Meta expands its experiment with artificial intelligence and launches Vibes, a short video feed where each image is created by artificial intelligence. This new feature is coming to the Meta AI app and is targeted at Europe.
This rollout comes six weeks after its U.S. launch. Vibes first appeared in the US, followed by OpenAI’s release of Sora, a social platform for creating and sharing AI videos.
Vibes allows users to create and share short AI videos and view personalized feeds of content from other users.
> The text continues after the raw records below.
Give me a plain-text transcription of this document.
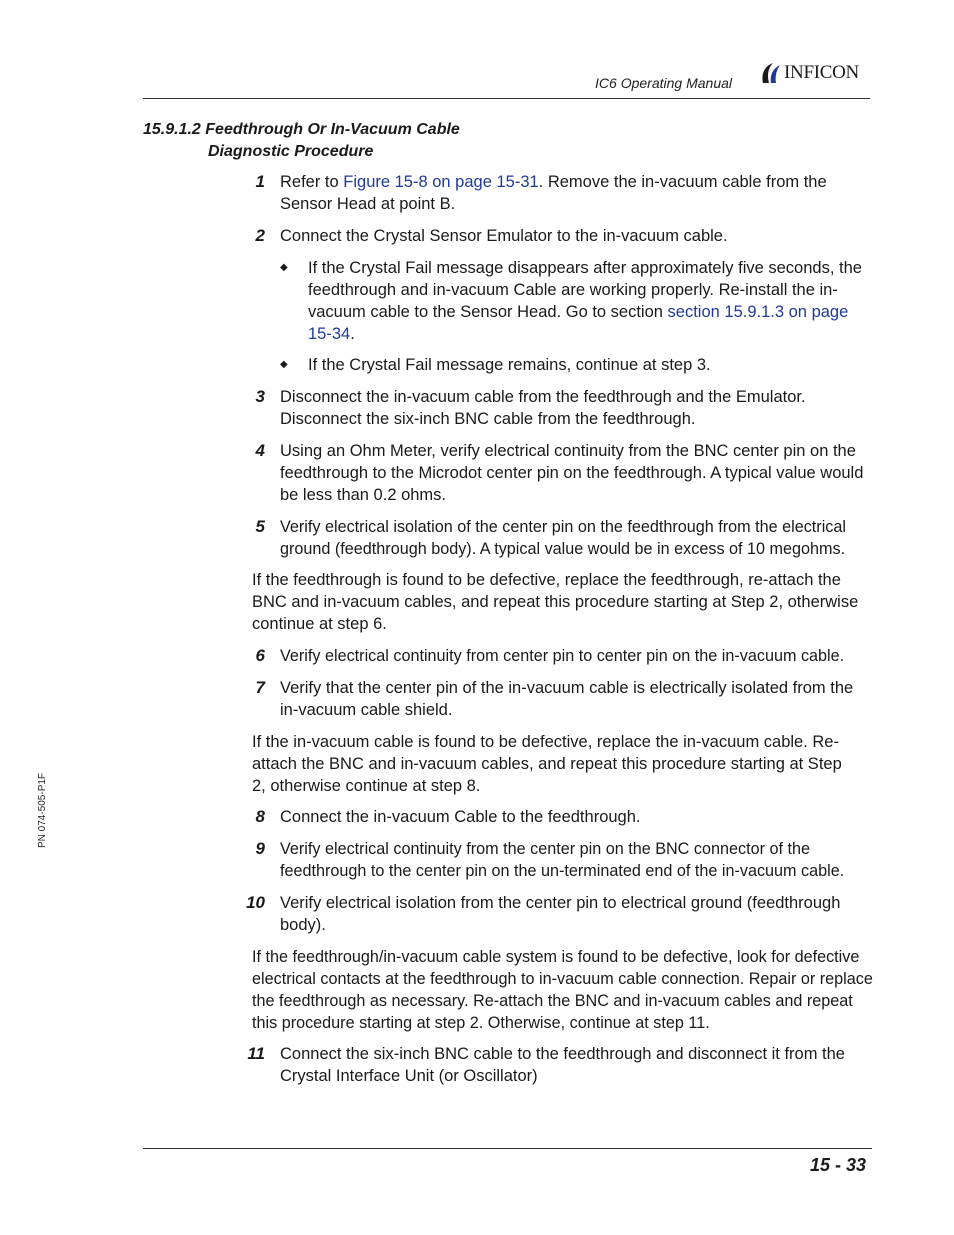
IC6 Operating Manual	INFICON
15.9.1.2 Feedthrough Or In-Vacuum Cable
Diagnostic Procedure
1 Refer to Figure 15-8 on page 15-31. Remove the in-vacuum cable from the Sensor Head at point B.
2 Connect the Crystal Sensor Emulator to the in-vacuum cable.
◆ If the Crystal Fail message disappears after approximately five seconds, the feedthrough and in-vacuum Cable are working properly. Re-install the in-vacuum cable to the Sensor Head. Go to section section 15.9.1.3 on page 15-34.
◆ If the Crystal Fail message remains, continue at step 3.
3 Disconnect the in-vacuum cable from the feedthrough and the Emulator. Disconnect the six-inch BNC cable from the feedthrough.
4 Using an Ohm Meter, verify electrical continuity from the BNC center pin on the feedthrough to the Microdot center pin on the feedthrough. A typical value would be less than 0.2 ohms.
5 Verify electrical isolation of the center pin on the feedthrough from the electrical ground (feedthrough body). A typical value would be in excess of 10 megohms.
If the feedthrough is found to be defective, replace the feedthrough, re-attach the BNC and in-vacuum cables, and repeat this procedure starting at Step 2, otherwise continue at step 6.
6 Verify electrical continuity from center pin to center pin on the in-vacuum cable.
7 Verify that the center pin of the in-vacuum cable is electrically isolated from the in-vacuum cable shield.
If the in-vacuum cable is found to be defective, replace the in-vacuum cable. Re-attach the BNC and in-vacuum cables, and repeat this procedure starting at Step 2, otherwise continue at step 8.
8 Connect the in-vacuum Cable to the feedthrough.
9 Verify electrical continuity from the center pin on the BNC connector of the feedthrough to the center pin on the un-terminated end of the in-vacuum cable.
10 Verify electrical isolation from the center pin to electrical ground (feedthrough body).
If the feedthrough/in-vacuum cable system is found to be defective, look for defective electrical contacts at the feedthrough to in-vacuum cable connection. Repair or replace the feedthrough as necessary. Re-attach the BNC and in-vacuum cables and repeat this procedure starting at step 2. Otherwise, continue at step 11.
11 Connect the six-inch BNC cable to the feedthrough and disconnect it from the Crystal Interface Unit (or Oscillator)
15 - 33
PN 074-505-P1F
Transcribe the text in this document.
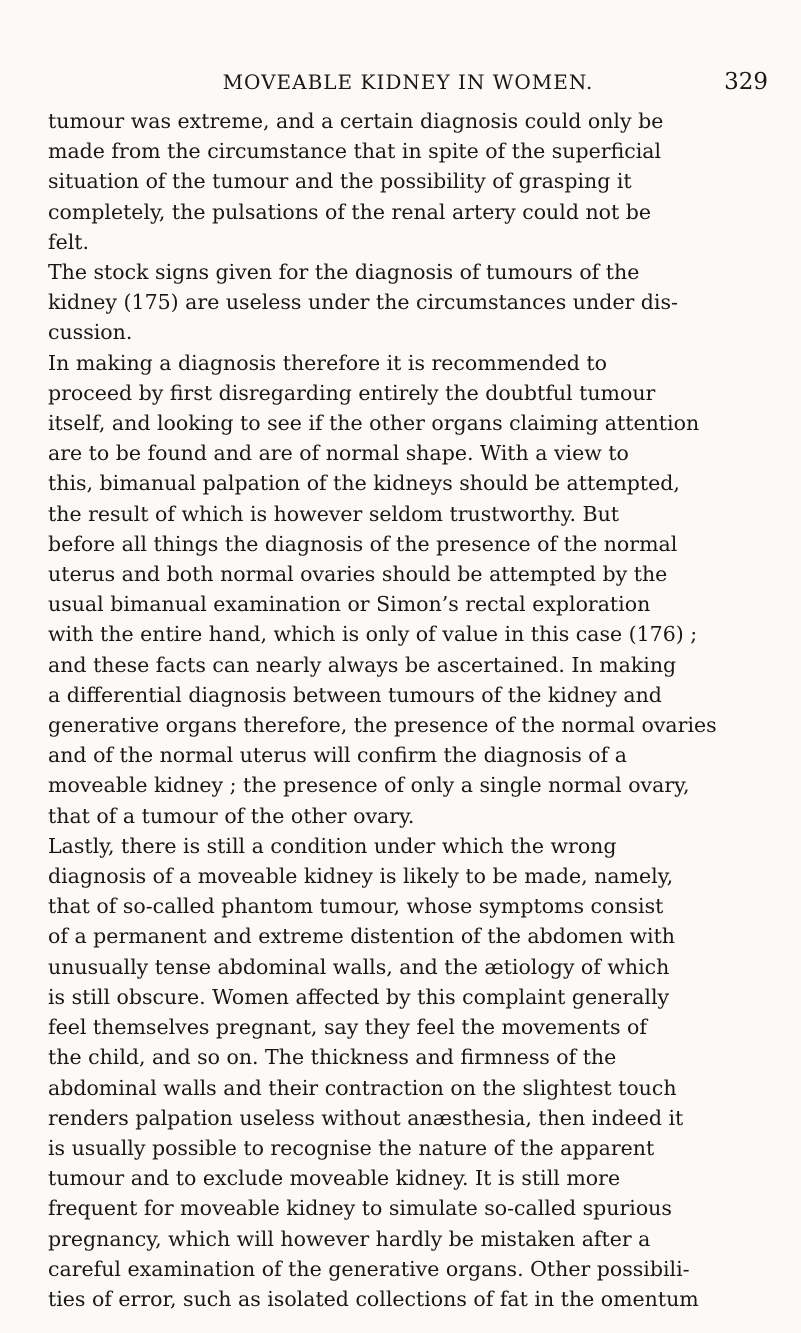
MOVEABLE KIDNEY IN WOMEN.	329
tumour was extreme, and a certain diagnosis could only be
made from the circumstance that in spite of the superficial
situation of the tumour and the possibility of grasping it
completely, the pulsations of the renal artery could not be
felt.
The stock signs given for the diagnosis of tumours of the
kidney (175) are useless under the circumstances under dis-
cussion.
In making a diagnosis therefore it is recommended to
proceed by first disregarding entirely the doubtful tumour
itself, and looking to see if the other organs claiming attention
are to be found and are of normal shape. With a view to
this, bimanual palpation of the kidneys should be attempted,
the result of which is however seldom trustworthy. But
before all things the diagnosis of the presence of the normal
uterus and both normal ovaries should be attempted by the
usual bimanual examination or Simon’s rectal exploration
with the entire hand, which is only of value in this case (176) ;
and these facts can nearly always be ascertained. In making
a differential diagnosis between tumours of the kidney and
generative organs therefore, the presence of the normal ovaries
and of the normal uterus will confirm the diagnosis of a
moveable kidney ; the presence of only a single normal ovary,
that of a tumour of the other ovary.
Lastly, there is still a condition under which the wrong
diagnosis of a moveable kidney is likely to be made, namely,
that of so-called phantom tumour, whose symptoms consist
of a permanent and extreme distention of the abdomen with
unusually tense abdominal walls, and the ætiology of which
is still obscure. Women affected by this complaint generally
feel themselves pregnant, say they feel the movements of
the child, and so on. The thickness and firmness of the
abdominal walls and their contraction on the slightest touch
renders palpation useless without anæsthesia, then indeed it
is usually possible to recognise the nature of the apparent
tumour and to exclude moveable kidney. It is still more
frequent for moveable kidney to simulate so-called spurious
pregnancy, which will however hardly be mistaken after a
careful examination of the generative organs. Other possibili-
ties of error, such as isolated collections of fat in the omentum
Mehta said the feed will become more personalized to users’ interests over time.
When creating content, you can generate a video from a prompt, remix someone’s work, add new visual elements, overlay music, and change the style to your liking.
“This creative experience is inherently social and collaborative, encouraging remixing, collaboration, and storytelling with friends.”
Meta also highlighted that the feed’s functionality is geared towards collaborative processes, with videos able to be shared or posted directly on the Vibes feed, sent to friends, or cross-posted to Stories and Reels on Instagram and Facebook.
“This creative experience is naturally social and collaborative.”
“Gang, no one wants this.”
“My brother posts AI junk on his app.”
“I think I speak for everyone. Huh…?”
Despite the active development of generated content, other market participants (such as YouTube) are considering regulatory measures and policies regarding AI materials. Advances in technology have led to more AI-generated content on platforms, sometimes leading to criticism over quality and ethics.
The advent of Vibes has caused some confusion. Meta has previously talked about fighting non-original content and encouraging creators who want authentic stories, not just short, meaningless material. Nevertheless, the company continues to push forward with the launch of Vibes, reporting that media generation on its Meta AI app has increased more than 10x since its launch.
In the context of AI content development, the launch of Vibes in Europe underlines Meta’s ambitions, but also raises questions about the quality, ethics and regulation of AI use in social networks.